Skema Bantuan untuk Korban Bencana Ditetapkan, Rumah Rusak Berat Terima Rp60 Juta

Sebarkan artikel ini
Bantuan

Padang, hantaran.Co–Pemerintah pusat memastikan kehadiran negara dalam pemulihan pascabencana banjir dan tanah longsor di Sumatera. Melalui skema bantuan yang terukur dan berkeadilan, rumah-rumah warga terdampak di Aceh, Sumatera Utara (Sumut), dan Sumatera Barat (Sumbar) akan segera mendapatkan dukungan dana sesuai tingkat kerusakannya.

Hal itu disampaikan Menteri Dalam Negeri (Mendagri), Muhammad Tito Karnavian saat memimpin Rapat Koordinasi (Rakor) Percepatan Rehabilitasi dan Rekonstruksi (Rehab-Rekon) Pascabencana Sumatera di Auditorium Gubernuran Sumbar, Selasa (13/1/2026).

Rakor tersebut turut dihadiri Kepala Badan Nasional Penanggulangan Bencana (BNPB), Letjen TNI Suharyanto; Wakil Menteri Pemberdayaan Perempuan dan Perlindungan Anak (PPPA), Veronica Tan; Gubernur Sumbar, Mahyeldi Ansharullah; Wakil Gubernur Sumbar, Vasko Ruseimy; Ketua DPRD Sumbar, Muhidi; serta unsur Forkopimda Sumbar, para bupati dan wali kota se-Sumbar, kepala pelaksana BPBD kabupaten/kota, dan jajaran Organisasi Perangkat Daerah (OPD) di lingkup Pemprov Sumbar.

Baca Juga : Gangguan Mental, 1 dari 10 Orang Indonesia Mengalami, Berikut Ciri-Cirinya

Mendagri menjelaskan, pemerintah telah menetapkan skema bantuan rumah bagi korban bencana dengan besaran yang disesuaikan berdasarkan kategori kerusakan.
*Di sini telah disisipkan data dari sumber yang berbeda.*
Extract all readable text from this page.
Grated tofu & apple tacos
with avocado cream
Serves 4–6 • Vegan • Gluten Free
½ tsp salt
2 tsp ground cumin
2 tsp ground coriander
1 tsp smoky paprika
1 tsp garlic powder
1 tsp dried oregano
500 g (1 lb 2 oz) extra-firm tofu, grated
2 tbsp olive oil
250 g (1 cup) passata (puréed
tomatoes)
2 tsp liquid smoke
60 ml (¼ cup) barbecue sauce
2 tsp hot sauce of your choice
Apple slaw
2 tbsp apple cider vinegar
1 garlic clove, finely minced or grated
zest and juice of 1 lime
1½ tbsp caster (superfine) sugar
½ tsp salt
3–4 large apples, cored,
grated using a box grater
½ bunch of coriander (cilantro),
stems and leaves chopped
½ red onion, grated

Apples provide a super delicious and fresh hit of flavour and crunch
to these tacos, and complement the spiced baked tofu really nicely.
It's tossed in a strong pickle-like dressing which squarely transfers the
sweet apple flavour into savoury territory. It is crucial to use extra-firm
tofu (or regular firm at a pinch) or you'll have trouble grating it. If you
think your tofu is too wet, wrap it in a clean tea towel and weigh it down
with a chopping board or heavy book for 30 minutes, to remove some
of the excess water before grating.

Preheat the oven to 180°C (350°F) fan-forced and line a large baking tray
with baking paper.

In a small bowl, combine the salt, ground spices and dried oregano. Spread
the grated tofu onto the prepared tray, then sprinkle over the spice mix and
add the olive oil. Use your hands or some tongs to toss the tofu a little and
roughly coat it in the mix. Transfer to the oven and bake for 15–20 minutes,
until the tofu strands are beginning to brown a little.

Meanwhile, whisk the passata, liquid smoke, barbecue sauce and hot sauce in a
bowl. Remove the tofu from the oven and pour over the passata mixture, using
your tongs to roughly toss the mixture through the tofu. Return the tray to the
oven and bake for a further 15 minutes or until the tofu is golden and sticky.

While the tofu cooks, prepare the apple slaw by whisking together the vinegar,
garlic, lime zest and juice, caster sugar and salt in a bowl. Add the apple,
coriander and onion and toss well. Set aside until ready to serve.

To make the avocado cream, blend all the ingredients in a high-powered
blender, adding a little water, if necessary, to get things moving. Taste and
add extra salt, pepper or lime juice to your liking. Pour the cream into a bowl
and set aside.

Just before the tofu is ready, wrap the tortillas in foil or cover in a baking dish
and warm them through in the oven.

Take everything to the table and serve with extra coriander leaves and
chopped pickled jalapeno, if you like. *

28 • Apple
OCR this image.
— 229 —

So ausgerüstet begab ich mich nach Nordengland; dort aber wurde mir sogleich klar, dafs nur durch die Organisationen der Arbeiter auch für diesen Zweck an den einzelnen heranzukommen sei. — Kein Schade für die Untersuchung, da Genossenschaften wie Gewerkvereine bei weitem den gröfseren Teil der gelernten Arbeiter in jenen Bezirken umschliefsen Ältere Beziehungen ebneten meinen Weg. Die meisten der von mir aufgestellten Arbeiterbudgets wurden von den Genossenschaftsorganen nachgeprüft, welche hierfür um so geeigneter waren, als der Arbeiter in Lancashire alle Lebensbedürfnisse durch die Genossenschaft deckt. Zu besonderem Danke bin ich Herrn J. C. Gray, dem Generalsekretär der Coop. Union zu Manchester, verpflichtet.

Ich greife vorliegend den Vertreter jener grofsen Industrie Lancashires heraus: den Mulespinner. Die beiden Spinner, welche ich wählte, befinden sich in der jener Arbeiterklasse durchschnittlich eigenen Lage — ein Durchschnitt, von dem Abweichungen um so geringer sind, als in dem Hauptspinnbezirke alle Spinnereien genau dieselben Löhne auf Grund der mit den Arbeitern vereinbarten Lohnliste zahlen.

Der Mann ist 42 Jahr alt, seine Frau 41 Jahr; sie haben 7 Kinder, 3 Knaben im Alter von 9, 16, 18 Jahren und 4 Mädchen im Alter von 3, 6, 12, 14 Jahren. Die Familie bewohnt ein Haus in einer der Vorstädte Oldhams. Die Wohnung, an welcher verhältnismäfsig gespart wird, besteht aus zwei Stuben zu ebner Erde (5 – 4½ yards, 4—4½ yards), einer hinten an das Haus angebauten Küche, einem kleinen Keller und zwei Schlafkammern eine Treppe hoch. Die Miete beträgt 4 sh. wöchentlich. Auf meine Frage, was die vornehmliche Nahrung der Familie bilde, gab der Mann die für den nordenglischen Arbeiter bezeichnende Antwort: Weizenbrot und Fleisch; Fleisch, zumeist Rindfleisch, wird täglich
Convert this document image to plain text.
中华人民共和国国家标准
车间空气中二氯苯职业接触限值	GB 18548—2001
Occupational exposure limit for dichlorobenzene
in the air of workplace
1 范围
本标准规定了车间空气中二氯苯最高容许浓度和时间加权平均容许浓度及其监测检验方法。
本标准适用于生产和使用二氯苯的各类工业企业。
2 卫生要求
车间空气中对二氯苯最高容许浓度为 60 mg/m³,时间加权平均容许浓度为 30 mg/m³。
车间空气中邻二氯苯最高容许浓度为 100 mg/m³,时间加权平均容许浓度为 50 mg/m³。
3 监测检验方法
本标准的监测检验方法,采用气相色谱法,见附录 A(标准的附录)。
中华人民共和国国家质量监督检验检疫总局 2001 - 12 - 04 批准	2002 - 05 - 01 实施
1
Untuk rumah rusak ringan, bantuan sebesar Rp15 juta per kepala keluarga (KK), rusak sedang Rp30 juta per KK, dan rusak berat Rp60 juta per KK. “Bantuan ini disalurkan melalui BNPB, dengan pendataan dilakukan oleh bupati dan wali kota di bawah koordinasi gubernur,” ujar Tito.

Sebagai Ketua Satgas Percepatan Rehab-Rekon Pascabencana Sumatera, Tito menekankan bahwa kecepatan penyaluran bantuan menjadi prioritas utama pemerintah, tanpa mengabaikan prinsip akuntabilitas. Untuk itu, pemerintah membuka ruang terobosan administratif bagi warga yang kehilangan dokumen kependudukan akibat bencana.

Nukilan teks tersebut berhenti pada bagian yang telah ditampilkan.